En application de l’article 1231-7 du Code civil, cette indemnité produira intérêts au taux légal à compter de chaque échéance.
Sur les demandes accessoires :
Partie perdante, [W] [N] épouse [I] supportera la charge des dépens, en ce compris le coût du commandement de payer, de sa dénonce à la CCAPEX et de l’assignation.
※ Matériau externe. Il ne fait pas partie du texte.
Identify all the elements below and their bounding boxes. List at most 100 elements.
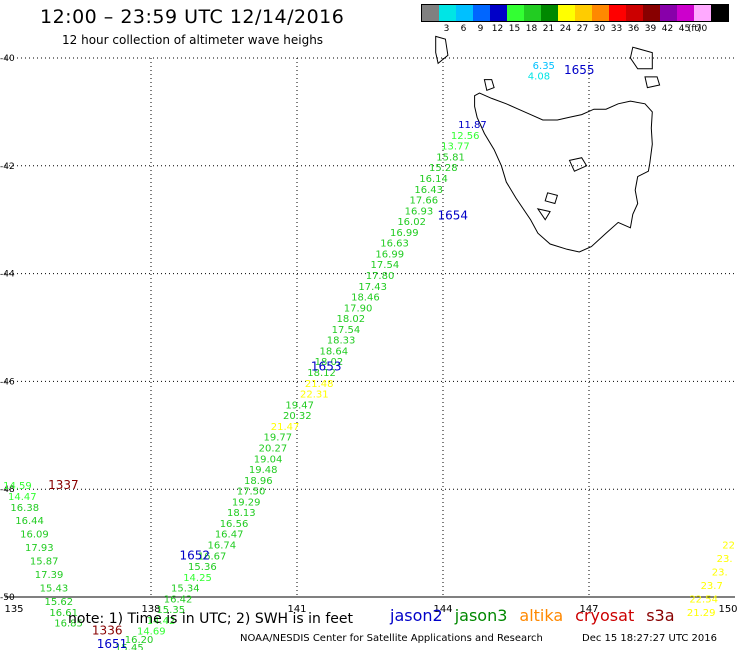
swh-observation: 14.25 bbox=[183, 573, 212, 584]
tasmania-coastline bbox=[435, 35, 661, 253]
swh-observation: 21.47 bbox=[271, 422, 300, 433]
swh-observation: 16.43 bbox=[414, 185, 443, 196]
legend-swatch bbox=[524, 5, 541, 21]
swh-observation: 16.44 bbox=[15, 516, 44, 527]
swh-observation: 18.96 bbox=[244, 476, 273, 487]
legend-label: 18 bbox=[525, 24, 538, 34]
legend-label: 12 bbox=[491, 24, 504, 34]
swh-observation: 18.12 bbox=[307, 368, 336, 379]
lat-tick-label: -44 bbox=[0, 270, 15, 280]
swh-observation: 19.47 bbox=[285, 400, 314, 411]
legend-swatch bbox=[660, 5, 677, 21]
swh-observation: 16.85 bbox=[54, 619, 83, 630]
legend-swatch bbox=[473, 5, 490, 21]
swh-observation: 15.28 bbox=[429, 163, 458, 174]
swh-observation: 15.81 bbox=[436, 152, 465, 163]
swh-observation: 17.54 bbox=[332, 325, 361, 336]
lake-outline bbox=[544, 192, 559, 205]
swh-observation: 14.59 bbox=[3, 481, 32, 492]
legend-swatch bbox=[422, 5, 439, 21]
lon-tick-label: 135 bbox=[4, 604, 23, 615]
swh-observation: 16.14 bbox=[419, 174, 448, 185]
swh-observation: 15.36 bbox=[188, 562, 217, 573]
swh-observation: 16.63 bbox=[380, 239, 409, 250]
swh-observation: 17.93 bbox=[25, 543, 54, 554]
swh-observation: 16.09 bbox=[20, 530, 49, 541]
swh-observation: 18.64 bbox=[319, 346, 348, 357]
swh-observation: 19.04 bbox=[254, 454, 283, 465]
swh-observation: 22.31 bbox=[300, 390, 329, 401]
swh-observation: 18.02 bbox=[336, 314, 365, 325]
legend-label: 30 bbox=[593, 24, 606, 34]
lake-outline bbox=[568, 157, 588, 172]
swh-observation: 14.69 bbox=[137, 627, 166, 638]
color-legend: 3 6 9 12 15 18 21 24 27 30 33 36 39 42 45 70 (ft) bbox=[421, 4, 729, 36]
legend-unit: (ft) bbox=[687, 24, 702, 34]
lon-tick-label: 144 bbox=[433, 604, 452, 615]
footer-note: note: 1) Time is in UTC; 2) SWH is in fe… bbox=[68, 611, 354, 627]
swh-observation: 16.61 bbox=[49, 608, 78, 619]
legend-swatch bbox=[490, 5, 507, 21]
swh-observation: 16.74 bbox=[208, 540, 237, 551]
satellite-name: jason2 bbox=[390, 606, 443, 625]
pass-id-label: 1654 bbox=[437, 209, 468, 223]
legend-swatch bbox=[626, 5, 643, 21]
legend-swatch bbox=[541, 5, 558, 21]
lon-tick-label: 138 bbox=[141, 604, 160, 615]
page-subtitle: 12 hour collection of altimeter wave hei… bbox=[62, 33, 324, 47]
legend-swatch bbox=[507, 5, 524, 21]
swh-observation: 19.77 bbox=[263, 433, 292, 444]
satellite-name: jason3 bbox=[454, 606, 508, 625]
swh-observation: 14.42 bbox=[147, 616, 176, 627]
legend-label: 9 bbox=[477, 24, 484, 34]
lat-tick-label: -48 bbox=[0, 485, 15, 495]
satellite-name: altika bbox=[519, 606, 564, 625]
legend-swatch bbox=[456, 5, 473, 21]
swh-observation: 18.13 bbox=[227, 508, 256, 519]
swh-observation: 23.7 bbox=[701, 581, 723, 592]
swh-observation: 20.32 bbox=[283, 411, 312, 422]
lat-tick-label: -46 bbox=[0, 377, 15, 387]
legend-label: 15 bbox=[508, 24, 521, 34]
legend-label: 6 bbox=[460, 24, 467, 34]
legend-swatch bbox=[643, 5, 660, 21]
legend-label: 70 bbox=[695, 24, 708, 34]
island-outline bbox=[644, 76, 661, 89]
legend-swatch bbox=[711, 5, 728, 21]
swh-observation: 14.47 bbox=[8, 492, 37, 503]
swh-observation: 16.42 bbox=[164, 594, 193, 605]
island-outline bbox=[435, 35, 449, 65]
legend-swatch bbox=[677, 5, 694, 21]
swh-observation: 20.27 bbox=[259, 443, 288, 454]
swh-observation: 13.77 bbox=[441, 142, 470, 153]
swh-observation: 19.48 bbox=[249, 465, 278, 476]
pass-id-label: 1336 bbox=[92, 624, 123, 638]
footer-credit: NOAA/NESDIS Center for Satellite Applica… bbox=[240, 633, 543, 644]
legend-label: 42 bbox=[661, 24, 674, 34]
legend-label: 27 bbox=[576, 24, 589, 34]
swh-observation: 11.87 bbox=[458, 120, 487, 131]
legend-swatch bbox=[558, 5, 575, 21]
island-outline bbox=[483, 79, 495, 91]
swh-observation: 12.56 bbox=[451, 131, 480, 142]
lon-tick-label: 150 bbox=[718, 604, 737, 615]
swh-observation: 6.35 bbox=[533, 61, 555, 72]
swh-observation: 19.29 bbox=[232, 497, 261, 508]
legend-label: 33 bbox=[610, 24, 623, 34]
legend-swatch bbox=[694, 5, 711, 21]
swh-observation: 21.29 bbox=[687, 608, 716, 619]
swh-observation: 17.90 bbox=[344, 303, 373, 314]
swh-observation: 16.20 bbox=[125, 635, 154, 646]
legend-label: 3 bbox=[443, 24, 450, 34]
satellite-legend: jason2 jason3 altika cryosat s3a bbox=[390, 606, 687, 625]
pass-id-label: 1651 bbox=[97, 637, 128, 650]
pass-id-label: 1652 bbox=[180, 548, 211, 562]
lat-tick-label: -50 bbox=[0, 593, 15, 603]
swh-observation: 15.34 bbox=[171, 584, 200, 595]
swh-observation: 15.62 bbox=[44, 597, 73, 608]
satellite-name: cryosat bbox=[575, 606, 635, 625]
legend-label: 36 bbox=[627, 24, 640, 34]
axis-labels: 135 138 141 144 147 150 -40 -42 -44 -46 -48 -50 bbox=[0, 54, 738, 615]
swh-observation: 16.99 bbox=[390, 228, 419, 239]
Cependant, [E] [S] et [B] [M] seront déboutés de leur demande concernant les actes signifiés dans le cadre de mesures conservatoires prises contre les biens et valeurs mobilières de la défenderesse, actes dont ils ne justifient pas la survenue.
Compte tenu des démarches judiciaires qu’ont dû accomplir [E] [S] et [B] [M], [W] [N] épouse [I] sera condamnée à leur verser une somme de 300 euros au titre de l’article 700 du code de procédure civile.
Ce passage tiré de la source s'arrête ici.